Na altura começou a entrar na ordem do dia a discussão sobre a necessidade do surgimento de uma nova direcção, a Direcção de Informação, pois tudo quanto era área de produção, estava integrado na Direcção de Programas.
Numa reflexão que elaboramos na época sobre o que deveria ser a estrutura ideal para a RNA, sustentávamos que o crescimento da RNA deveria passar fundamentalmente pelo aparecimento de uma direcção que tivesse a incumbência de se ocupar exclusivamente da Informação, entendida no seu sentido global.
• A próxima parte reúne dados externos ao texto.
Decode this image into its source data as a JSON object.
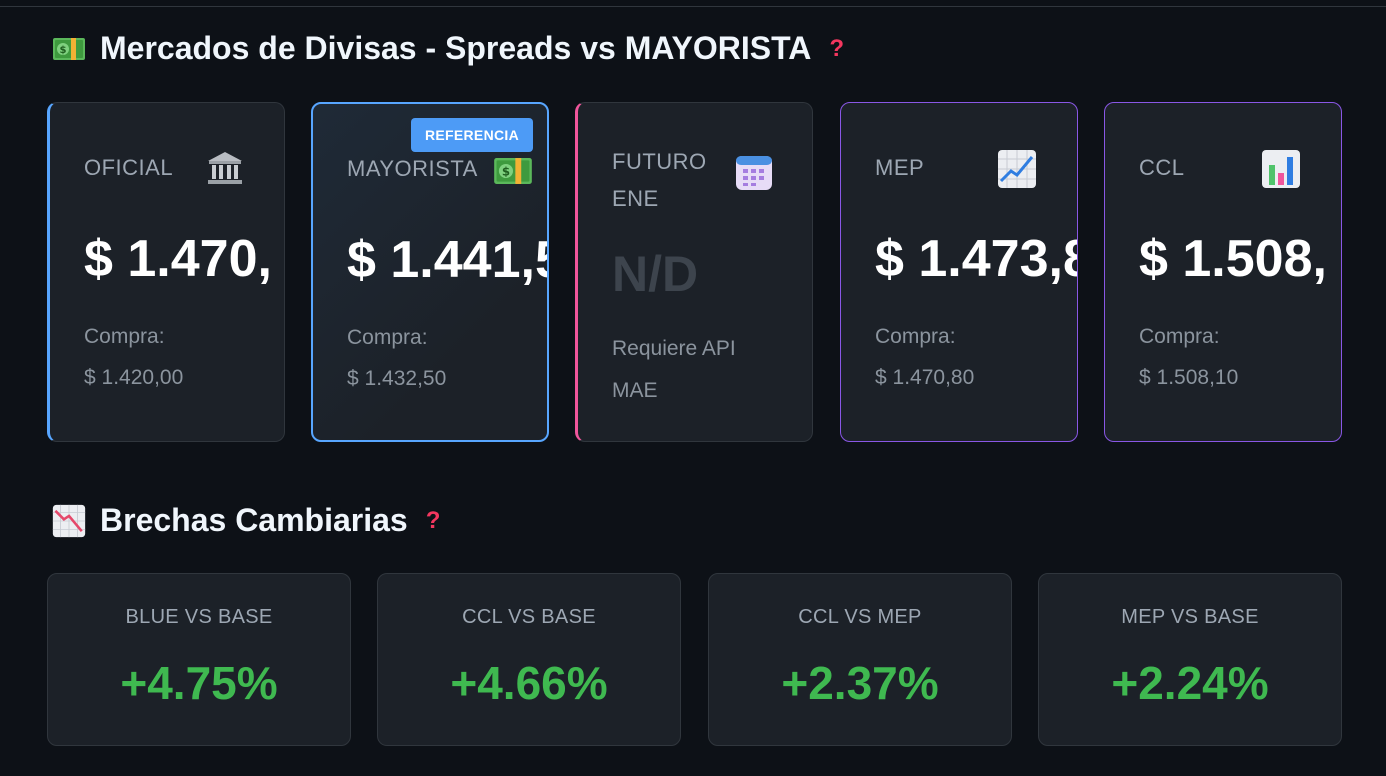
{
  "markets": {
    "title": "Mercados de Divisas - Spreads vs MAYORISTA",
    "help": "?",
    "cards": [
      {
        "label": "OFICIAL",
        "icon": "bank-icon",
        "price": "$ 1.470,",
        "sub1": "Compra:",
        "sub2": "$ 1.420,00",
        "accent": "#58a6ff"
      },
      {
        "label": "MAYORISTA",
        "icon": "money-icon",
        "price": "$ 1.441,5",
        "sub1": "Compra:",
        "sub2": "$ 1.432,50",
        "badge": "REFERENCIA",
        "accent": "#58a6ff"
      },
      {
        "label": "FUTURO ENE",
        "icon": "calendar-icon",
        "price": "N/D",
        "sub1": "Requiere API",
        "sub2": "MAE",
        "accent": "#f0569c"
      },
      {
        "label": "MEP",
        "icon": "chart-up-icon",
        "price": "$ 1.473,8",
        "sub1": "Compra:",
        "sub2": "$ 1.470,80",
        "accent": "#8957e5"
      },
      {
        "label": "CCL",
        "icon": "bar-chart-icon",
        "price": "$ 1.508,",
        "sub1": "Compra:",
        "sub2": "$ 1.508,10",
        "accent": "#8957e5"
      }
    ]
  },
  "gaps": {
    "title": "Brechas Cambiarias",
    "help": "?",
    "cards": [
      {
        "label": "BLUE VS BASE",
        "value": "+4.75%"
      },
      {
        "label": "CCL VS BASE",
        "value": "+4.66%"
      },
      {
        "label": "CCL VS MEP",
        "value": "+2.37%"
      },
      {
        "label": "MEP VS BASE",
        "value": "+2.24%"
      }
    ],
    "positive_color": "#3fb950"
  }
}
Em defesa desta necessidade, da criação do que viria a ser a futura Direcção de Informação e com base numa rápida análise do funcionamento do Departamento de Informação e do Departamento de Programas Especializados, tínhamos chegado à conclusão que as duas áreas, por falta de uma coordenação efectiva, não tinham conseguido funcionar numa perspectiva de continuidade, o que se reflectiu de maneira preocupante na qualidade dos serviços noticiosos, na cobertura da actualidade e na recolha de informação.
A Direcção de Informação da Rádio Nacional viria a ser criada alguns anos, muito poucos, depois desta reflexão.
Estava-se, salvo erro, bem no início da década de noventa, quando por razões de força maior vejo interrompida a minha relação juridico-laboral com aquela estação emissora, na sequência de um processo complicado de desentendimentos e ao mesmo tempo contraditório com o espirito de abertura que se começava a respirar timidamente na época, com o inicio das negociações com a UNITA.
Pelo que aqui ficou dito nesta retrospectiva pela sua programação, fica claro que a necessidade de especialização sempre esteve bem presente na forma como a RNA foi jornalísticamente crescendo ao longo dos tempos.
Uma especialização que conferiu ao jornalismo económico honras de primeira página, numa altura em que o seu impacto ainda não tinha os contornos críticos de um jornalismo feito em condições mais independentes do ponto do seu relacionamento com os diferentes poderes estabelecidos, incluíndo o poder político.
Na altura, tudo,
a bem ou a mal, fazia parte do chamado sistema das correias de transmissão.(1) Mesmo assim, acomodado neste colete-de-forças, o jornalismo económico que então era possível fazer-se na RNA, não deixava de jogar o seu papel, sem, contudo, pôr em causa as grandes estratégias de política económica do Partido/Estado.